26 Nisan 2024 Cuma / 18 Sevval 1445

Kim, ne okuyor?

11 Kasım 2016 Cuma 07:00 - Güncelleme:
Kim, ne okuyor?

Haydar Ergülen (Şair): Hasan Ali Toptaş’ın Kuşlar Yasına Gider (Everest), değişik bir Hasan Ali romanı. Heyecanlı da. Ayrıca okurken onun ‘babalar bizim alınyazımızdır’ sözünü hiç unutmadım. Bir oto tamircisi ve yolcu olan babamı sık sık düşündüm. Babalar ne kadar da birbirlerine benziyor diye.

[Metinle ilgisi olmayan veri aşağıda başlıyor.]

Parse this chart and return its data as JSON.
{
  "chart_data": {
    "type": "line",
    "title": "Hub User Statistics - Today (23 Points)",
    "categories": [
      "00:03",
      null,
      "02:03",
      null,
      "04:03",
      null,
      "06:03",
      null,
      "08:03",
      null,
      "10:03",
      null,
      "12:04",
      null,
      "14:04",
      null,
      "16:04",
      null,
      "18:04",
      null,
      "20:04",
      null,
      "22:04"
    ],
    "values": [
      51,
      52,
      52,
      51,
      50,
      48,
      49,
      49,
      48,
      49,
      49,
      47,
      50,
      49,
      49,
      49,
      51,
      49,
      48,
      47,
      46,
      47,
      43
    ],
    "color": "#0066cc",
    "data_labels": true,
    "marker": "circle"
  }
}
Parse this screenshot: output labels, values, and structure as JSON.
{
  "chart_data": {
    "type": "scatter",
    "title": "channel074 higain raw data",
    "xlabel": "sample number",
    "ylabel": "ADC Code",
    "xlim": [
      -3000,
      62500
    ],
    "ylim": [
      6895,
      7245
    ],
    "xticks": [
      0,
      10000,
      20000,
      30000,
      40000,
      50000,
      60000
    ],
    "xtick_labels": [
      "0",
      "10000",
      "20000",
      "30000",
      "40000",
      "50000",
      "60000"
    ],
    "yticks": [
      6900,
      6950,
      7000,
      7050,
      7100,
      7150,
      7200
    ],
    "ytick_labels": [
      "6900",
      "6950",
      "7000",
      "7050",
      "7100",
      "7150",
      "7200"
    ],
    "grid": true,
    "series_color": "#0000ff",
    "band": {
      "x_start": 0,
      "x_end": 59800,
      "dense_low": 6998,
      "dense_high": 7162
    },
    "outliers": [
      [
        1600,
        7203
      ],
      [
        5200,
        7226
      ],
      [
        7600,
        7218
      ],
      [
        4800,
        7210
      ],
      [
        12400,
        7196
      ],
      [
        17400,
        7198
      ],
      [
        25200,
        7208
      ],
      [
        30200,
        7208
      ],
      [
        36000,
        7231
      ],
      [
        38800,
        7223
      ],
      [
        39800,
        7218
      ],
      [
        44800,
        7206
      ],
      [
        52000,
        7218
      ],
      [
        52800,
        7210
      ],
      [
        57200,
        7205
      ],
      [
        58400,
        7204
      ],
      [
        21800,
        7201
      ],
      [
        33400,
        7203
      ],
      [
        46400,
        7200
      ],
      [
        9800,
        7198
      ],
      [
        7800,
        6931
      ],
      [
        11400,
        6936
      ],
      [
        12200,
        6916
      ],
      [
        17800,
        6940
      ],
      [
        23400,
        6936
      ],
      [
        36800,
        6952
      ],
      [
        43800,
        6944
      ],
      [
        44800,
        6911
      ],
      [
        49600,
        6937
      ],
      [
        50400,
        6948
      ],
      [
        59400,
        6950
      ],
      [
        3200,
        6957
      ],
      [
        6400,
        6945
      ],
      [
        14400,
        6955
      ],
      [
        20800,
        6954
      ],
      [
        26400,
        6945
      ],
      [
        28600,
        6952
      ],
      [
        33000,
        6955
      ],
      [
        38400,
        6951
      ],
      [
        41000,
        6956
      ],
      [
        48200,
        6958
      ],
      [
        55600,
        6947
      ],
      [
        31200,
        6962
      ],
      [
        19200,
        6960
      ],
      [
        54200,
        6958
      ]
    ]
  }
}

Şükrü Erbaş’ın Yaşıyoruz Sessizce (Kırmızı Kedi) kitabını “ağlıyoruz sessizce” diye değiştirerek okudum, okuyorum. Erbaş, şiirimizin büyüklerinden ve giderek daha sessiz bir şiir yazıyor ki yakında adeta harflerle yazacak ve bizi harflerin yetkin şiiriyle de tanıştıracak.
 
Şair arkadaşımız Mehmet Can Doğan, güzel şiirlerinin yanında başka güzel işler de yapıyor. Edip Cansever, Turgut Uyar’dan sonra Oktay Rifat’ın da dışarıda kalan şiirlerini topladı, bu dünya herkese güzel (yky). Darısı Cemal Süreya’nın başına. Rüya mı gerçek mi bilmiyorum ama sık sık Süreya’nın en az iki kitaplık şiiri daha varmış gibi hayalliyorum.
 
Sevgili arkadaşım Nilgün Marmara’nın günlükleri de nihayet ilk kez eksiksiz olarak basıldı, Defterler (Everest). Umarım kimi tatsız söylentiler de böylece son bulur.
 
Okuyacağım kitaplara gelince. Sevdiğim müzisyen, şair, romancı Hüsnü Arkan’ın adının güzelliğine de vurulduğum Gülhisarlı Terziler (Kırmızı Kedi) ile yine filmlerini, resimlerini ve romanlarını çok sevdiğim Tayfun Pirselimoğlu’nun Berber (İletişim) romanını okuyacağım. Elbette sürekli okuduğum şiir kitaplarını tek tek saymam olanaksız. Dikkatimi çok çeken ve yazın okuduğum bir ilk kitap, Nergihan Yeşilyurt’un Otomatların Marşı (Hece), etkileyici bir kitaptı.
 
Erol Göka (Akadamisyen-Yazar):
 
Tek kitap okumaktan ziyade, konu çalışır, ilgili kitapları önümde bulundururum. Bir süredir, “İnsan Sonrası” konusu hakkında çalışıyorum. Rosi Bradiotti’nin İnsan Sonrası, Umut Yener Kara’nın Kimlik Oyunu masamda... Ama daha çok internetten ulaştığım kaynaklarla meşgul oluyorum. Çalışmanın sonucunu gazetemdeki köşeme taşır, imkan varsa bir kitap bölümü olarak da hazırlarım. Öğrendiklerimi ve düşündüklerimi okurlarla paylaşmak, en zevkle yaptığım işlerden. 
 
Ercan Yıldırım (Yazar): 
 
Her zaman olduğu gibi birden fazla kitabı aynı dönemde okumaya çalışıyorum. Bugünlerde gündemin arka planını oluşturacak kitaplara bakmaya gayret ediyorum. Bu bakımdan sol-sosyalistlerin son dönemde kullandıkları faşizm ithamı çerçevesinde, bölgemizdeki gelişmelere bağlı olarak çok yönlü eserleri takip ediyorum. Sol-sosyalistler faşizm kavramını yanlış kullanıyor, aslında kendi aralarında da bunu tartışmıyorlar değil; İkinci Dünya Savaşı’ndan sonra faşist iktidarlardan bahsetmek mümkün değil. Bu bakımdan Carl Schmitt’in Kanunilik ve Meşruiyet’ini yeni bitirdim; Michael Mann’ın Faşistler, İletişim’den derleme çıkan Savaştaki İmparatorluklar 1911-1923, Fredric Jameson’un Hegel Varyasyonları ile Michel Foucault’nun Entelektüelin Siyasi İşlevi’ni okuyorum. Ayriyeten İlem’in 1960 - 1980 Arası İslamcı Dergiler ile Tarık Buğra’nın söyleşileri de sırada... Fütûhât-ı Mekkiye’ye başladım ama ilerleyemiyorum, 7. cildi uzun zamandır yarısında bekliyor!